Incontro interlocutorio tra sindacati e manager della Asl per la discussione della bozza di riordino. «A Balestrino abbiamo chiesto spiegazione di alcuni punti del documento - ha spiegato Paolo Castellucci della Cgil -. Rispetto alla indicata "superfetazione di attività", vogliamo sapere quando e dove si sarebbero verificate». Ma per il segretario della Cgil il punto più importante riguarda i precari e la loro sorte all'ennesima vigilia della scadenza dei contratti a fine mese. «Bisogna conoscere il loro numero con esattezza e le loro funzioni - ha aggiunto Catellucci -. Analizzando il documento, sembra che tra operatori edp, medici ed infermieri rimarranno almeno 170 che sono il numero minimo per garantire i livelli essenziali di assistenza». Per loro si profilerebbe la trasformazione dei contratti da locatio operis in quelli di formazione lavoro, che solo in futuro potrebbero trasformarsi a tempo determinato. La questione rigaurda in particolare 18 operatori edp, 96 infermieri e 24 medici. La Uil, invece, sposta l'attenzione sul «disequilibrio che si verrebbe a creare tra centro e periferia.
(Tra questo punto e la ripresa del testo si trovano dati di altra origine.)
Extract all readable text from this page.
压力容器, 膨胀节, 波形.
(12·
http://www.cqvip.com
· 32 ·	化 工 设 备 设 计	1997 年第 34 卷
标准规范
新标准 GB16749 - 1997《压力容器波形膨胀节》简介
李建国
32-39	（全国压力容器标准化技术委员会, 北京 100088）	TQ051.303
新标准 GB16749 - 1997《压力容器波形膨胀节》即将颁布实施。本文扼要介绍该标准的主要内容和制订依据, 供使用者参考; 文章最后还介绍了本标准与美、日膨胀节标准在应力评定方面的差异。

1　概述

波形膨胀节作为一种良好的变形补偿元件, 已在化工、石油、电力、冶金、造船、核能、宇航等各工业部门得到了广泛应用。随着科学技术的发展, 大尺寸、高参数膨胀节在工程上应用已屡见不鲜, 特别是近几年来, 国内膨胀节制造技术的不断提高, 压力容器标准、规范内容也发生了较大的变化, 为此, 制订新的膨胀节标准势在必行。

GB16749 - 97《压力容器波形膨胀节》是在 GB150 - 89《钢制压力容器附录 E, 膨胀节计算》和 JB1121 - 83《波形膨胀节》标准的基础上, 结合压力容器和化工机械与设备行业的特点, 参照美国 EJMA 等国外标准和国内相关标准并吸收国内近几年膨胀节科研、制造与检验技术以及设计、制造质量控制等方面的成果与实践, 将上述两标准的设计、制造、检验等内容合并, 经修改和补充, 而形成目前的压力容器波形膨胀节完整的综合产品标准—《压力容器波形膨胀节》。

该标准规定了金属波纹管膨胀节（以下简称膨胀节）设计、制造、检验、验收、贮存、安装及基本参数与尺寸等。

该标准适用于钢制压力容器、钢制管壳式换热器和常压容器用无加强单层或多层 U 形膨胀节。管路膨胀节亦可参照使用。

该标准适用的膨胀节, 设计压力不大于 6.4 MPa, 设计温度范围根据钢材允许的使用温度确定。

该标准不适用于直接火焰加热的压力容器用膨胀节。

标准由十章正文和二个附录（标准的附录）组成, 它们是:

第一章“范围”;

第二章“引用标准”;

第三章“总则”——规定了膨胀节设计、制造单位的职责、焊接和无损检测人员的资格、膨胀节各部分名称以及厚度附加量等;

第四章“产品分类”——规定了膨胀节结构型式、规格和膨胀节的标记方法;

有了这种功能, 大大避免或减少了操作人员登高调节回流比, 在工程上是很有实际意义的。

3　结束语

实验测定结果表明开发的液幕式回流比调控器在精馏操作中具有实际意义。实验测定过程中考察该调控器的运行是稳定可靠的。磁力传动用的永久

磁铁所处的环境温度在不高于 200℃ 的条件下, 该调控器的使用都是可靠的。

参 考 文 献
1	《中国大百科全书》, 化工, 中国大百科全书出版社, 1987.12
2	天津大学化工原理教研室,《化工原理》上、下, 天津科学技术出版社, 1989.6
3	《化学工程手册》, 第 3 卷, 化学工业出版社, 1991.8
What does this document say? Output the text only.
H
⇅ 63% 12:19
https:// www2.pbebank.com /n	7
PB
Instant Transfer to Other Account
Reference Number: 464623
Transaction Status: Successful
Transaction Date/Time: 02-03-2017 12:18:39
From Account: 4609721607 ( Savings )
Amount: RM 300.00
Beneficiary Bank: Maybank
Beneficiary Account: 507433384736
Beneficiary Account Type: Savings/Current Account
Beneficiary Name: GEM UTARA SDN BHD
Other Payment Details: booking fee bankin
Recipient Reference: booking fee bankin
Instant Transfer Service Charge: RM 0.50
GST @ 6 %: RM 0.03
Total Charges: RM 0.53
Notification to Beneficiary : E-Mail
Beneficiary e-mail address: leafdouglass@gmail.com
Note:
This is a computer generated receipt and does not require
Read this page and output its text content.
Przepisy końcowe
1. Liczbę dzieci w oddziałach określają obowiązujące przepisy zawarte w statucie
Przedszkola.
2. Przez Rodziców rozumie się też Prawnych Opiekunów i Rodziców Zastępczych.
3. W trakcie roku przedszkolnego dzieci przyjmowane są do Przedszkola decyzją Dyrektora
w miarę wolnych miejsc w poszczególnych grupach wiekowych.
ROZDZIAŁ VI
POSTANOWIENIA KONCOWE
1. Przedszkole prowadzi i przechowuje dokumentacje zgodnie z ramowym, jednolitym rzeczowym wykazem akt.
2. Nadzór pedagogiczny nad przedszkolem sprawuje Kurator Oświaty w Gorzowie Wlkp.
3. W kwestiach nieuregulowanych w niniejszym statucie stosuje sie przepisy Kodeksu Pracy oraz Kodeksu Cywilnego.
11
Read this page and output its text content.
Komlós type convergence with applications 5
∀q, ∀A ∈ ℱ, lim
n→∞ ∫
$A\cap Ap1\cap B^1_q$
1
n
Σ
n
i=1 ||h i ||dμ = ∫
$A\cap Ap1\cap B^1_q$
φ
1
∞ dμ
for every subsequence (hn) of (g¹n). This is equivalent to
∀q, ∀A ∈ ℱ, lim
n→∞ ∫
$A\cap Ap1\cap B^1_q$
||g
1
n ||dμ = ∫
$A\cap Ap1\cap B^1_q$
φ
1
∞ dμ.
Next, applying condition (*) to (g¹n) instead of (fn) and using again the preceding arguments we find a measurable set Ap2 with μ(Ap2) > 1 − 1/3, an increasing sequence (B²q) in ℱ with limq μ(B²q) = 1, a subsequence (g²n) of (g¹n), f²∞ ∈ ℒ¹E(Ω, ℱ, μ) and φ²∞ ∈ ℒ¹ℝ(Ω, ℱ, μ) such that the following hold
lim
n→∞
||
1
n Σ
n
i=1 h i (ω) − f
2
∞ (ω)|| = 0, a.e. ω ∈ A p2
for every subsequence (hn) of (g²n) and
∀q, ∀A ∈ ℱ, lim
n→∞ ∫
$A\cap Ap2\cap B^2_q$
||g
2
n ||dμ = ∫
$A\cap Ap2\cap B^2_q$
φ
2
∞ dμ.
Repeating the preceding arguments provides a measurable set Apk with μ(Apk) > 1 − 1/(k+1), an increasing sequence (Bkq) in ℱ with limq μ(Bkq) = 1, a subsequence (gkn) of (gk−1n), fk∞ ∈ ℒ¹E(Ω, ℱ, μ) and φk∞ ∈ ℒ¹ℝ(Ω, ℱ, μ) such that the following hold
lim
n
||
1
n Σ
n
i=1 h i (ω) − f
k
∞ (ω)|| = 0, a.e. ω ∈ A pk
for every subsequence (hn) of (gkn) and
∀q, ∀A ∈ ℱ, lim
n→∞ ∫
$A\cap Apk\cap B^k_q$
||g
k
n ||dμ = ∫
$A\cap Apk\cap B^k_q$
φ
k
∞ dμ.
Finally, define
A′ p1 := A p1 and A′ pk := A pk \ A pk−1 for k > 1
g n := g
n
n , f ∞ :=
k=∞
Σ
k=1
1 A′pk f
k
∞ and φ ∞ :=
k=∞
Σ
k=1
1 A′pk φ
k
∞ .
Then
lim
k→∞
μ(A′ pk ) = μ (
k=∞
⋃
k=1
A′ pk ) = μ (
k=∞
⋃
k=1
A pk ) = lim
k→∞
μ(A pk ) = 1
L'accorpamento dei reparti di Penne e Popoli con quelli di Pescara - ha commentato Gabriele Pasqualone - porrebbe il problema del doppio primario in diversi reparti ed un aumento di costi. Verrebbe meno, inoltre, l'osservazione epidemiologica». Secondo l'esponente della Uil-Fpl, dunque, prima di chiudere i reparti «occorre potenziare i distretti sanitari di base sui quali non si vedono grossi investimenti. Inoltre, Penne è più vicina a stratture private che al Santo Spirito, la manovra rischia di causare un aumento delle spese».
Il calendario sindacale prevede un giugno caldissimo. E tra assemblee e scioperi già in programma si inserisce la polemica sulle dichiarazioni di Del Turco, che lunedì a Pescara ha accusato i «mascalzoni» che tramano contro la sanità. «Non capisco se Del Turco si riferisca ai suoi alleati che lo accusano quotidianamente di gestione clientelare o ai sindacati che protestano contro i tagli indiscriminati - attacca l'esponente di An -. Se poi si riferisce a qualcun altro, rafforza il nostro convincimento sul fatto che riesce molto meglio a fare lo scaricabarile che il presidente della giunta regionale».